India's steel demand prospects are stronger than China's because of its faster GDP growth, nascent economic development stage and supportive government policies, according to Moody’s Ratings. 

China and India are the two largest steel-producing countries in the world. Together, they accounted for around 60% of global crude steel production in 2023.

Stronger economic and population growth as well as a rising pace of industrialisation and urbanisation will drive steel demand growth in India, says Moody’s.

“We expect India’s steel demand will grow 5%-7%, while China’s steel demand will decline slightly over the next 12-18 months,” the rating agency says.

“India has higher growth potential for steel consumption given its much lower per capita consumption of steel at 70-80 kilograms (kg), vis-à-vis China's at 660-670 kg,” the report says.

China’s overcapacity and India’s capacity growth will likely hurt steel prices, according to Moody’s. “China's overcapacity and high production drive rising exports that will increase steel supply and suppress prices in the region. Strong demand from India will likely stimulate Chinese steel exports to the country. This, combined with capacity additions in India, will hurt steel prices in India. Still, as in the past, anti-dumping duties offer some protection,” the rating agency notes.
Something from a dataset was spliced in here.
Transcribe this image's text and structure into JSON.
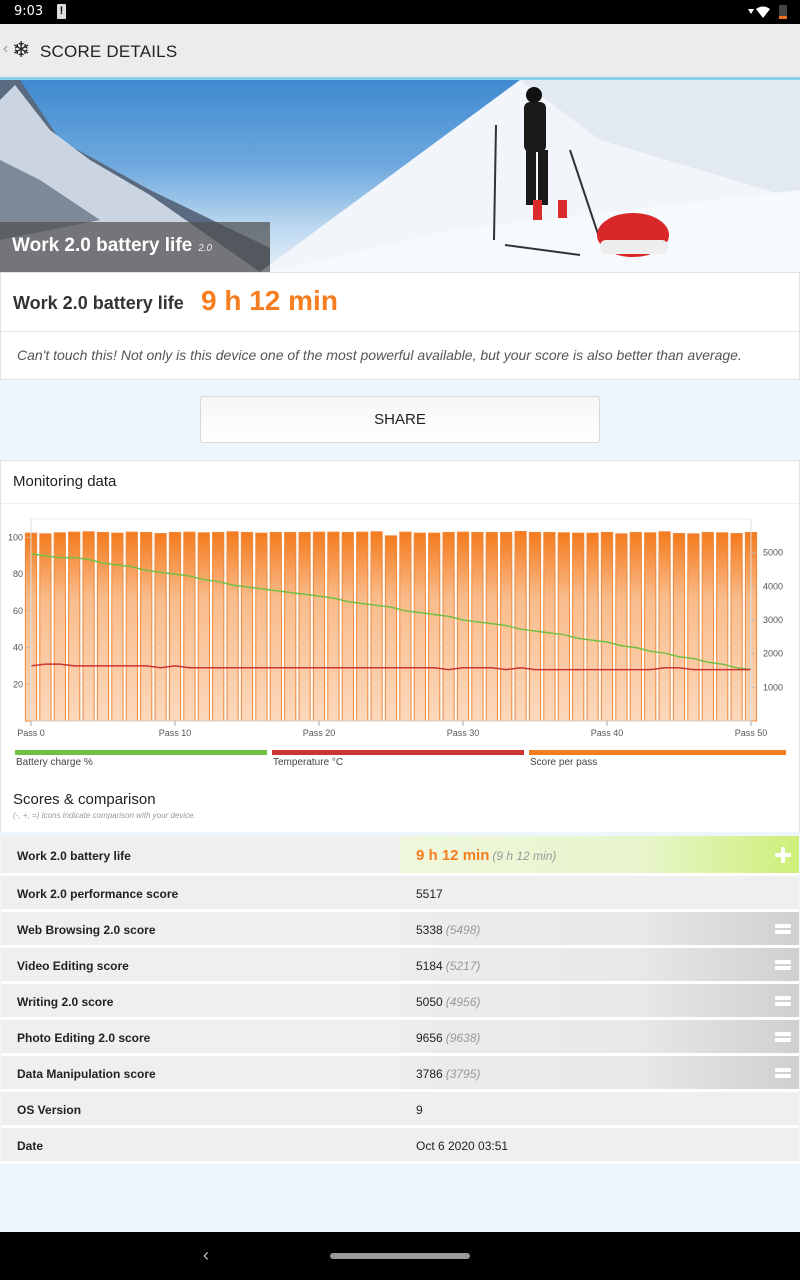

India’s concentrated steel industry enables better pricing discipline and allows steelmakers to focus on improving operational efficiency and product quality, as per Moody’s. “In a consolidated industry, major companies have higher visibility on market production levels and demand. They can adjust output depending on demand and avoid overproduction that leads to lower prices. In contrast, fragmentation in China's steel sector spurs competition, which can lead to overproduction even in periods of low demand as steelmakers fight for market share. This can result in oversupply and hurt prices,” it says.

India's government policies continue to drive consumption growth for steel. During the interim budget for India's fiscal year through March 2025, the government increased its allocation for infrastructure spending by 11% to ₹11.1 lakh crore (3.4% of GDP). This includes an allocation of about $30 billion each for railways and highways.

The government also continues to provide incentives to spur domestic manufacturing in 14 sectors, including auto and electronics, under its production-linked incentive (PLI) scheme established in 2020. While these incentives have yet to materially spur increased growth in manufacturing, they may serve to accelerate further investments going forward in the context of the ongoing shift in regional and global supply chains.

Construction demand for homes is also supported by the government's existing Pradhan Mantri Awas Yojana program that targets to build 20 million homes for the rural poor over the next five years. During the interim budget for fiscal 2024-25, the government also announced its plan to launch a scheme to help the middle-class buy or build their own homes.

Moody’s says abundant iron ore resources in India allow for a higher degree of vertical integration at Indian steelmakers' operations that underpin better profit margins than those of Chinese producers. “However, China has an advantage over India in coking coal import costs. China imports mostly from Mongolia and Russia, whereas India buys mostly Australian coking coal, which is more expensive,” it says.